Figuring it Out

Figuring it Out

J.  Bevacqua

This article talks about a teacher, principal, and father who “gave up control” to his high school law class.  The main point to the story is that he believes the more power you give the students, the more they will engage in learning.  He took a simple project of letting them pick their own topic that they wanted to learn about, and go with it however they wanted to.  There were no guidelines on how to present it, no grades were talked about.  The field was open for any type of ideas that the students wanted to discover and learn about.

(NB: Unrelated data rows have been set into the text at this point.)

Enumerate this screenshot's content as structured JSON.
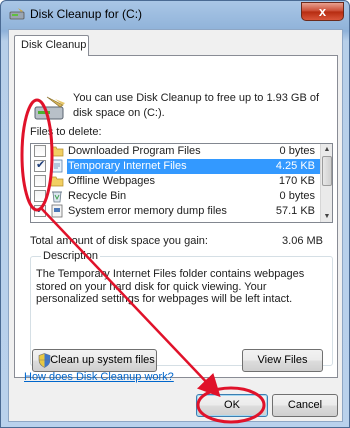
{
  "window": {
    "title": "Disk Cleanup for  (C:)",
    "close_glyph": "x"
  },
  "tab": {
    "label": "Disk Cleanup"
  },
  "intro": {
    "text": "You can use Disk Cleanup to free up to 1.93 GB of disk space on  (C:)."
  },
  "files": {
    "label": "Files to delete:",
    "items": [
      {
        "name": "Downloaded Program Files",
        "size": "0 bytes",
        "checked": false,
        "icon": "folder-icon"
      },
      {
        "name": "Temporary Internet Files",
        "size": "4.25 KB",
        "checked": true,
        "icon": "temp-file-icon",
        "selected": true
      },
      {
        "name": "Offline Webpages",
        "size": "170 KB",
        "checked": false,
        "icon": "folder-icon"
      },
      {
        "name": "Recycle Bin",
        "size": "0 bytes",
        "checked": false,
        "icon": "recycle-bin-icon"
      },
      {
        "name": "System error memory dump files",
        "size": "57.1 KB",
        "checked": true,
        "icon": "system-file-icon"
      }
    ]
  },
  "total": {
    "label": "Total amount of disk space you gain:",
    "value": "3.06 MB"
  },
  "description": {
    "title": "Description",
    "text": "The Temporary Internet Files folder contains webpages stored on your hard disk for quick viewing. Your personalized settings for webpages will be left intact."
  },
  "buttons": {
    "clean_system": "Clean up system files",
    "view_files": "View Files",
    "ok": "OK",
    "cancel": "Cancel"
  },
  "help_link": "How does Disk Cleanup work?",
  "colors": {
    "annotation": "#e0122a",
    "selection": "#3399ff",
    "link": "#0066cc"
  }
}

I really like this idea.  I do something similar in my PE classes toward the end of the semester.  The only difference is that I give them 5-6 different types of activity to choose from and they are allowed to pick what activity they want to participate in for the day.  When students are given choices, they tend to participate better in PE at the middle school age.  They are more engaged in the activity and give more effort.  Which equals what I want out of them and that is full participation and getting their heart rates up for the full amount of time that we have in class.  I teach them the rules and strategies at the beginning of the semester so they know how to play.  Activity choice is a wonderful idea if you teach the basics and responsibility at the beginning. 

There was nothing about this article that I did not agree with or have doubts about.  Students like to be “in control”  so to speak and giving no rules and guidelines lets them have this sense of autonomy.